Although New York is, out of all question, decidedly provincial, labouring under the peculiar vices of provincial habits and provincial modes of thinking, it contains many a man of the world, and some, too, who have never quitted their own firesides. Of this very number was the Jack Dunning, as my uncle Ro called him, to whose house in Chamber street we were now proceeding.

"If we were going anywhere but to Dunning's," said my uncle, as we turned out of Greenwich street, "I should have no fear of being recognised by the servants; for no one here thinks of keeping a man six months. Dunning, however, is of the old school, and does not like new faces; so he will have no Irishman at his door, as is the case with two out of three of the houses at which one calls, now-a-days."

In another minute we were at the bottom of Mr. Dunning's "stoup" – what an infernal contrivance it is to get in and out at the door by, in a hotty-cold climate like ours! – but, there we were, and I observed that my uncle hesitated.

"Parlez au Suisse," said I; "ten to one he is fresh from some Bally-this, or Bally-that."

"No, no; it must be old Garry the nigger" – my uncle Ro was of the old school himself, and would say "nigger" – "Jack can never have parted with Garry."

"Garry" was the diminutive of Garret, a somewhat common Dutch christian name among us.

We rang, and the door opened – in about five minutes. Although the terms "aristocrat" and "aristocracy" are much in men's mouths in America just now, as well as those of "feudal" and the "middle ages," and this, too, as applied to modes of living as well as to leasehold tenures, there is but one porter in the whole country; and he belongs to the White House, at Washington.

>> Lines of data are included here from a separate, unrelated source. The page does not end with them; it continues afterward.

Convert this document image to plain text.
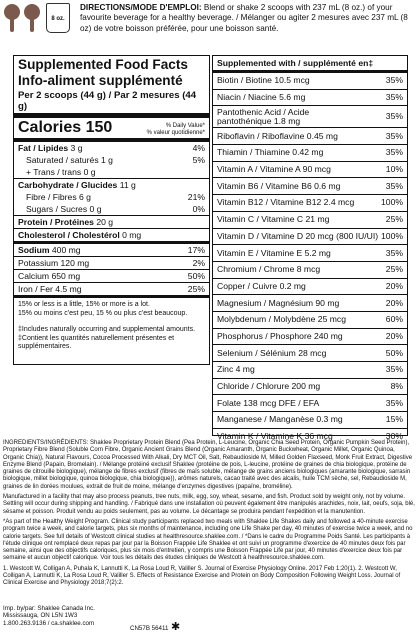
8 oz.
DIRECTIONS/MODE D'EMPLOI: Blend or shake 2 scoops with 237 mL (8 oz.) of your favourite beverage for a healthy beverage. / Mélanger ou agiter 2 mesures avec 237 mL (8 oz) de votre boisson préférée, pour une boisson santé.
Supplemented Food Facts
Info-aliment supplémenté
Per 2 scoops (44 g) / Par 2 mesures (44 g)
Calories 150	% Daily Value*
% valeur quotidienne*
Fat / Lipides 3 g	4%
Saturated / saturés 1 g	5%
+ Trans / trans 0 g
Carbohydrate / Glucides 11 g
Fibre / Fibres 6 g	21%
Sugars / Sucres 0 g	0%
Protein / Protéines 20 g
Cholesterol / Cholestérol 0 mg
Sodium 400 mg	17%
Potassium 120 mg	2%
Calcium 650 mg	50%
Iron / Fer 4.5 mg	25%
15% or less is a little, 15% or more is a lot.
15% ou moins c'est peu, 15 % ou plus c'est beaucoup.
‡Includes naturally occurring and supplemental amounts.
‡Contient les quantités naturellement présentes et supplémentaires.
Supplemented with / supplémenté en‡
Biotin / Biotine 10.5 mcg	35%
Niacin / Niacine 5.6 mg	35%
Pantothenic Acid / Acide pantothénique 1.8 mg	35%
Riboflavin / Riboflavine 0.45 mg	35%
Thiamin / Thiamine 0.42 mg	35%
Vitamin A / Vitamine A 90 mcg	10%
Vitamin B6 / Vitamine B6 0.6 mg	35%
Vitamin B12 / Vitamine B12 2.4 mcg	100%
Vitamin C / Vitamine C 21 mg	25%
Vitamin D / Vitamine D 20 mcg (800 IU/UI) 100%
Vitamin E / Vitamine E 5.2 mg	35%
Chromium / Chrome 8 mcg	25%
Copper / Cuivre 0.2 mg	20%
Magnesium / Magnésium 90 mg	20%
Molybdenum / Molybdène 25 mcg	60%
Phosphorus / Phosphore 240 mg	20%
Selenium / Sélénium 28 mcg	50%
Zinc 4 mg	35%
Chloride / Chlorure 200 mg	8%
Folate 138 mcg DFE / EFA	35%
Manganese / Manganèse 0.3 mg	15%
Vitamin K / Vitamine K 36 mcg	30%

INGREDIENTS/INGRÉDIENTS: Shaklee Proprietary Protein Blend (Pea Protein, L-Leucine, Organic Chia Seed Protein, Organic Pumpkin Seed Protein), Proprietary Fibre Blend (Soluble Corn Fibre, Organic Ancient Grains Blend (Organic Amaranth, Organic Buckwheat, Organic Millet, Organic Quinoa, Organic Chia)), Natural Flavours, Cocoa Processed With Alkali, Dry MCT Oil, Salt, Rebaudioside M, Milled Golden Flaxseed, Monk Fruit Extract, Digestive Enzyme Blend (Papain, Bromelain). / Mélange protéiné exclusif Shaklee (protéine de pois, L-leucine, protéine de graines de chia biologique, protéine de graines de citrouille biologique), mélange de fibres exclusif (fibres de maïs soluble, mélange de grains anciens biologiques (amarante biologique, sarrasin biologique, millet biologique, quinoa biologique, chia biologique)), arômes naturels, cacao traité avec des alcalis, huile TCM sèche, sel, Rebaudioside M, graines de lin dorées moulues, extrait de fruit de moine, mélange d'enzymes digestives (papaïne, broméline).

Manufactured in a facility that may also process peanuts, tree nuts, milk, egg, soy, wheat, sesame, and fish. Product sold by weight only, not by volume. Settling will occur during shipping and handling. / Fabriqué dans une installation où peuvent également être manipulés arachides, noix, lait, oeufs, soja, blé, sésame et poisson. Produit vendu au poids seulement, pas au volume. Le décantage se produira pendant l'expédition et la manutention.

*As part of the Healthy Weight Program. Clinical study participants replaced two meals with Shaklee Life Shakes daily and followed a 40-minute exercise program twice a week, and calorie targets, plus six months of maintenance, including one Life Shake per day, 40 minutes of exercise twice a week, and no calorie targets. See full details of Westcott clinical studies at healthresource.shaklee.com. / *Dans le cadre du Programme Poids Santé. Les participants à l'étude clinique ont remplacé deux repas par jour par la Boisson Frappée Life Shaklee et ont suivi un programme d'exercice de 40 minutes deux fois par semaine, ainsi que des objectifs caloriques, plus six mois d'entretien, y compris une Boisson Frappée Life par jour, 40 minutes d'exercice deux fois par semaine et aucun objectif calorique. Voir tous les détails des études cliniques de Westcott à healthresource.shaklee.com.

1. Westcott W, Colligan A, Puhala K, Lannutti K, La Rosa Loud R, Valiller S. Journal of Exercise Physiology Online. 2017 Feb 1;20(1). 2. Westcott W, Colligan A, Lannutti K, La Rosa Loud R, Valiller S. Effects of Resistance Exercise and Protein on Body Composition Following Weight Loss. Journal of Clinical Exercise and Physiology 2018;7(2):2.

Imp. by/par: Shaklee Canada Inc.
Mississauga, ON L5N 1W3
1.800.263.9136 / ca.shaklee.com
CN57B 56411 ✱
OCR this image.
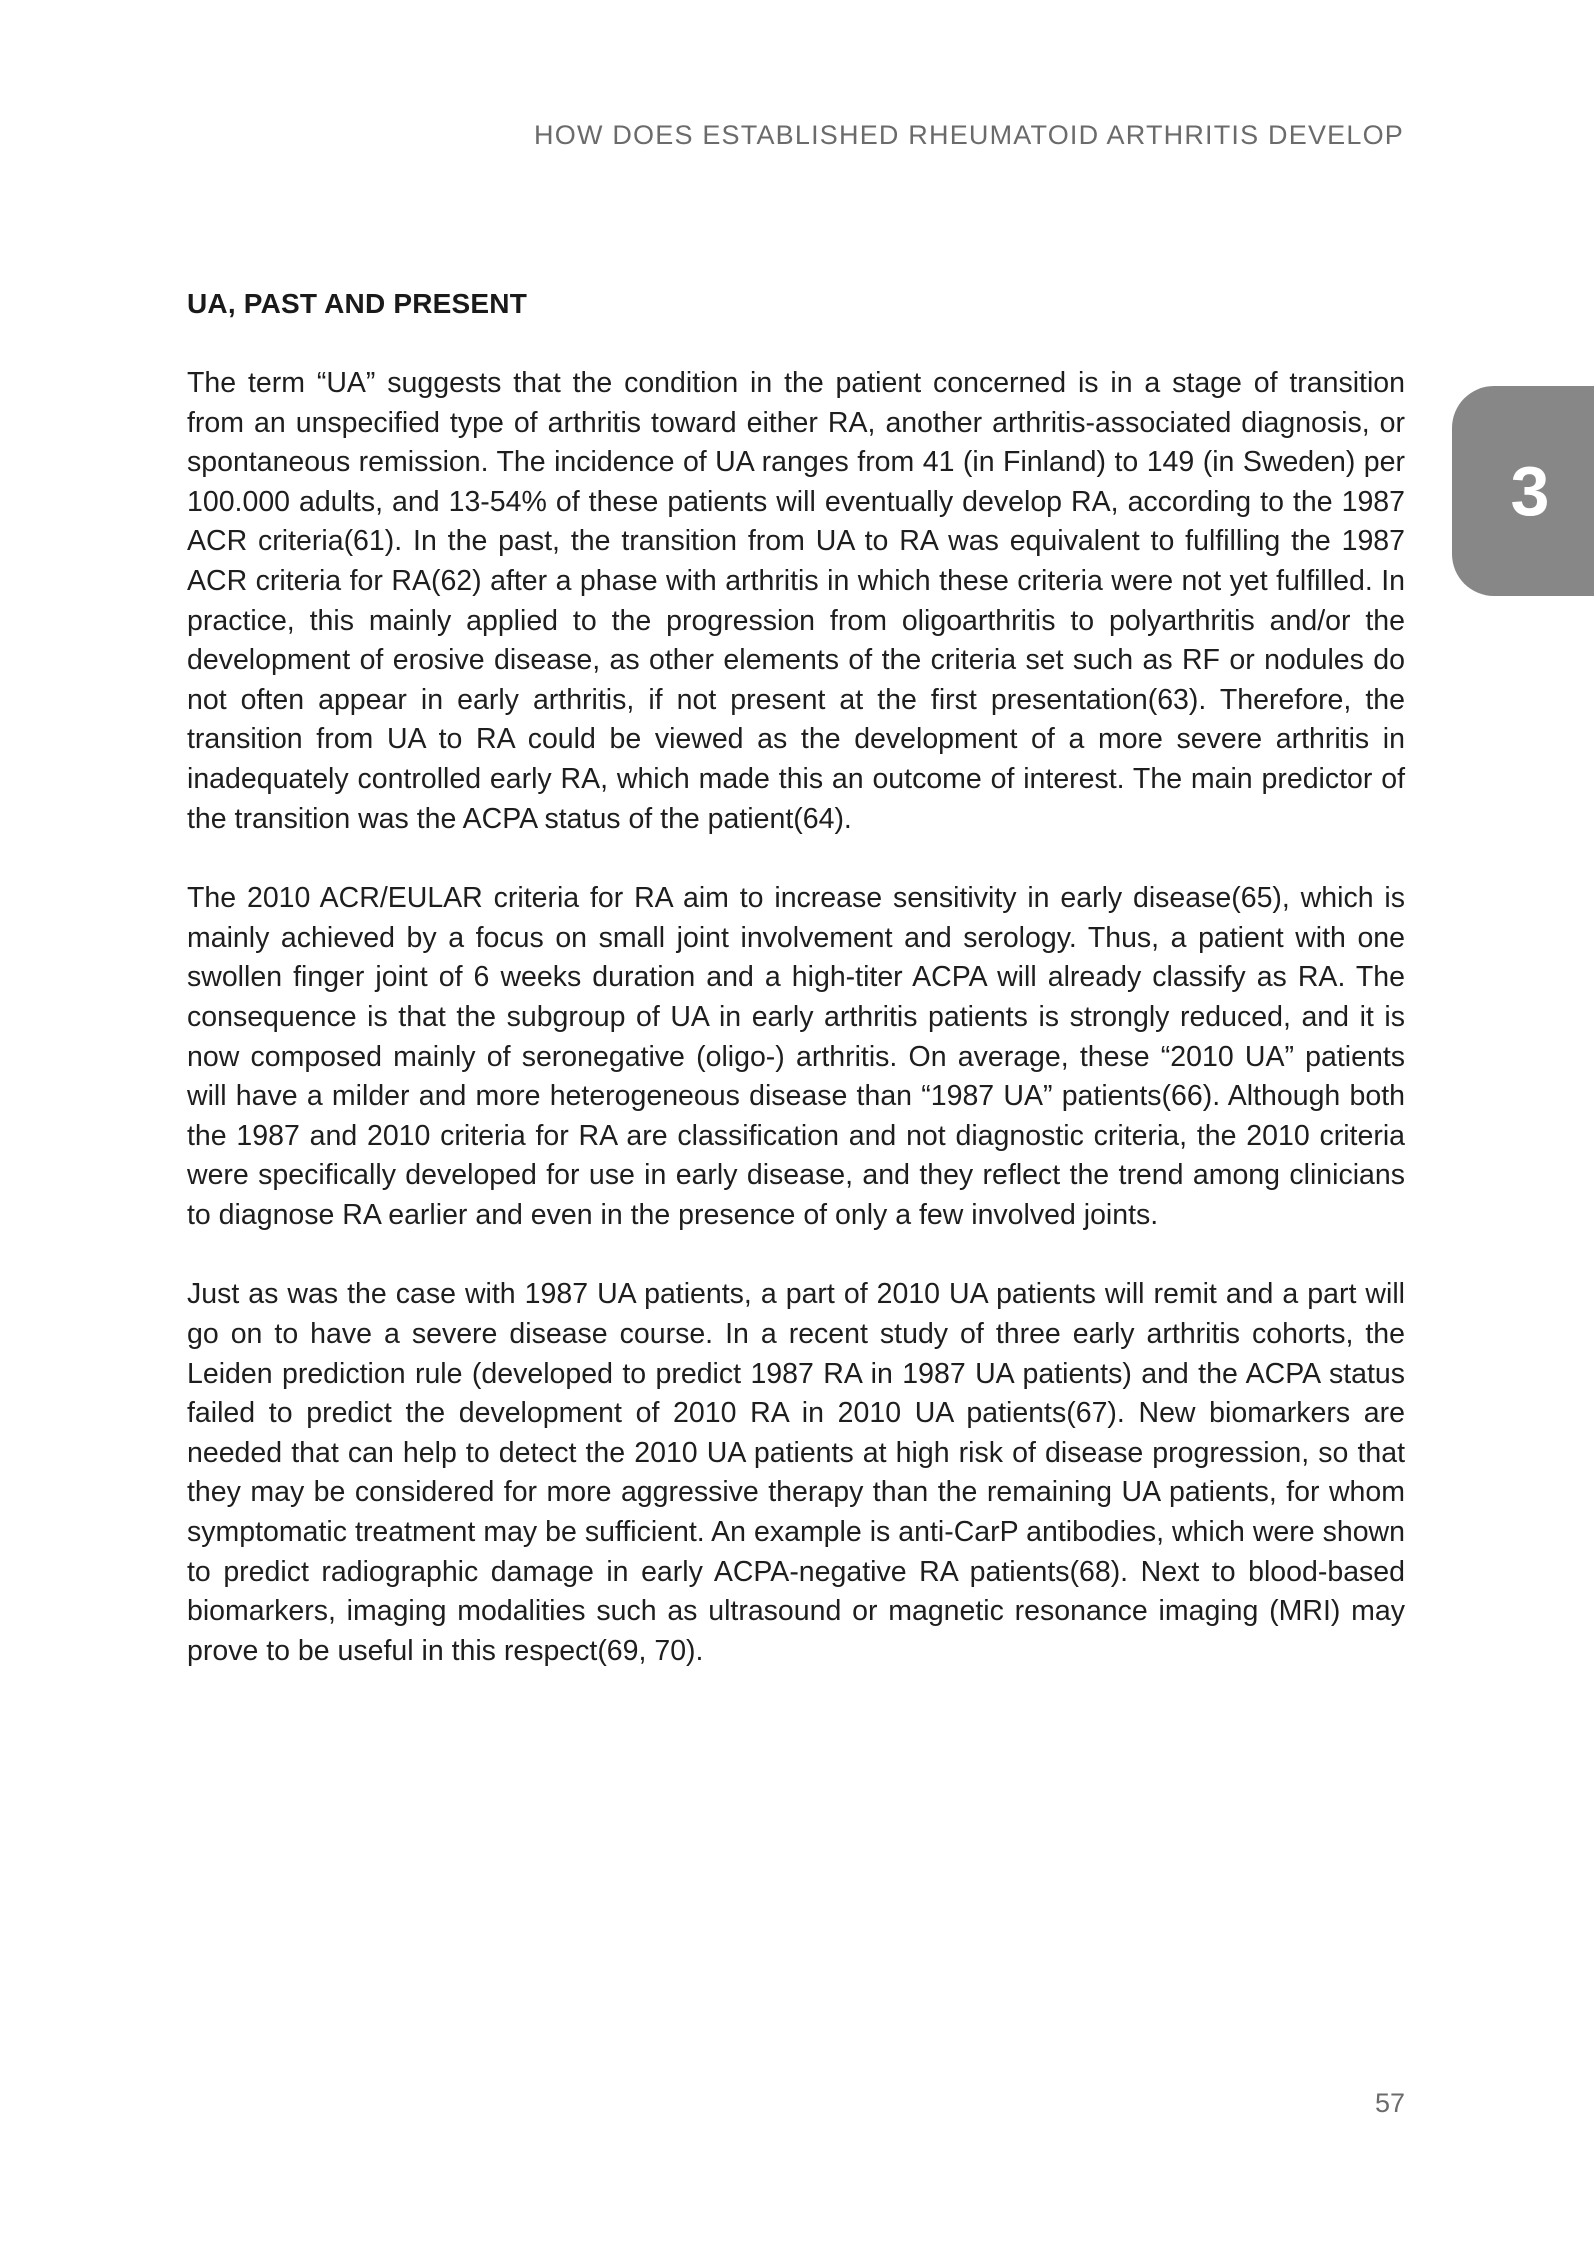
HOW DOES ESTABLISHED RHEUMATOID ARTHRITIS DEVELOP
3
UA, PAST AND PRESENT

The term “UA” suggests that the condition in the patient concerned is in a stage of transition from an unspecified type of arthritis toward either RA, another arthritis-associated diagnosis, or spontaneous remission. The incidence of UA ranges from 41 (in Finland) to 149 (in Sweden) per 100.000 adults, and 13-54% of these patients will eventually develop RA, according to the 1987 ACR criteria(61). In the past, the transition from UA to RA was equivalent to fulfilling the 1987 ACR criteria for RA(62) after a phase with arthritis in which these criteria were not yet fulfilled. In practice, this mainly applied to the progression from oligoarthritis to polyarthritis and/or the development of erosive disease, as other elements of the criteria set such as RF or nodules do not often appear in early arthritis, if not present at the first presentation(63). Therefore, the transition from UA to RA could be viewed as the development of a more severe arthritis in inadequately controlled early RA, which made this an outcome of interest. The main predictor of the transition was the ACPA status of the patient(64).

The 2010 ACR/EULAR criteria for RA aim to increase sensitivity in early disease(65), which is mainly achieved by a focus on small joint involvement and serology. Thus, a patient with one swollen finger joint of 6 weeks duration and a high-titer ACPA will already classify as RA. The consequence is that the subgroup of UA in early arthritis patients is strongly reduced, and it is now composed mainly of seronegative (oligo-) arthritis. On average, these “2010 UA” patients will have a milder and more heterogeneous disease than “1987 UA” patients(66). Although both the 1987 and 2010 criteria for RA are classification and not diagnostic criteria, the 2010 criteria were specifically developed for use in early disease, and they reflect the trend among clinicians to diagnose RA earlier and even in the presence of only a few involved joints.

Just as was the case with 1987 UA patients, a part of 2010 UA patients will remit and a part will go on to have a severe disease course. In a recent study of three early arthritis cohorts, the Leiden prediction rule (developed to predict 1987 RA in 1987 UA patients) and the ACPA status failed to predict the development of 2010 RA in 2010 UA patients(67). New biomarkers are needed that can help to detect the 2010 UA patients at high risk of disease progression, so that they may be considered for more aggressive therapy than the remaining UA patients, for whom symptomatic treatment may be sufficient. An example is anti-CarP antibodies, which were shown to predict radiographic damage in early ACPA-negative RA patients(68). Next to blood-based biomarkers, imaging modalities such as ultrasound or magnetic resonance imaging (MRI) may prove to be useful in this respect(69, 70).

57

I am afraid even that personage, royal porter as he is, is often out of the way; and the reception he gives when he is there, is not of the most brilliant and princely character. When we had waited three minutes, my uncle Ro said —

"I am afraid Garry is taking a nap by the kitchen-fire; I'll try him again."

Uncle Ro did try again, and, two minutes later, the door opened.

"What is your pleasure?" demanded the Suisse, with a strong brogue.

My uncle started back as if he had met a sprite; but he asked if Mr. Dunning was at home.

"He is, indeed, sir."

"Is he alone, or is he with company?"

"He is, indeed."

"But what is he, indeed?"

"He is that."

"Can you take the trouble to explain which that it is? Has he company, or is he alone?"

"Just that, sir. Walk in, and he'll be charmed to see you. A fine gentleman is his honour, and pleasure it is to live with him, I'm sure!"

"How long is it since you left Ireland, my friend?"

"Isn't it a mighty bit, now, yer honour!" answered Barney, closing the door. "T'irteen weeks, if it's one day."

"Well, go ahead, and show us the way. This is a bad omen, Hugh, to find that Jack Dunning, of all men in the country, should have changed his servant – good, quiet, lazy, respectable, old, grey-headed Garry the nigger – for such a bogtrotter as that fellow, who climbs those stairs as if accustomed only to ladders."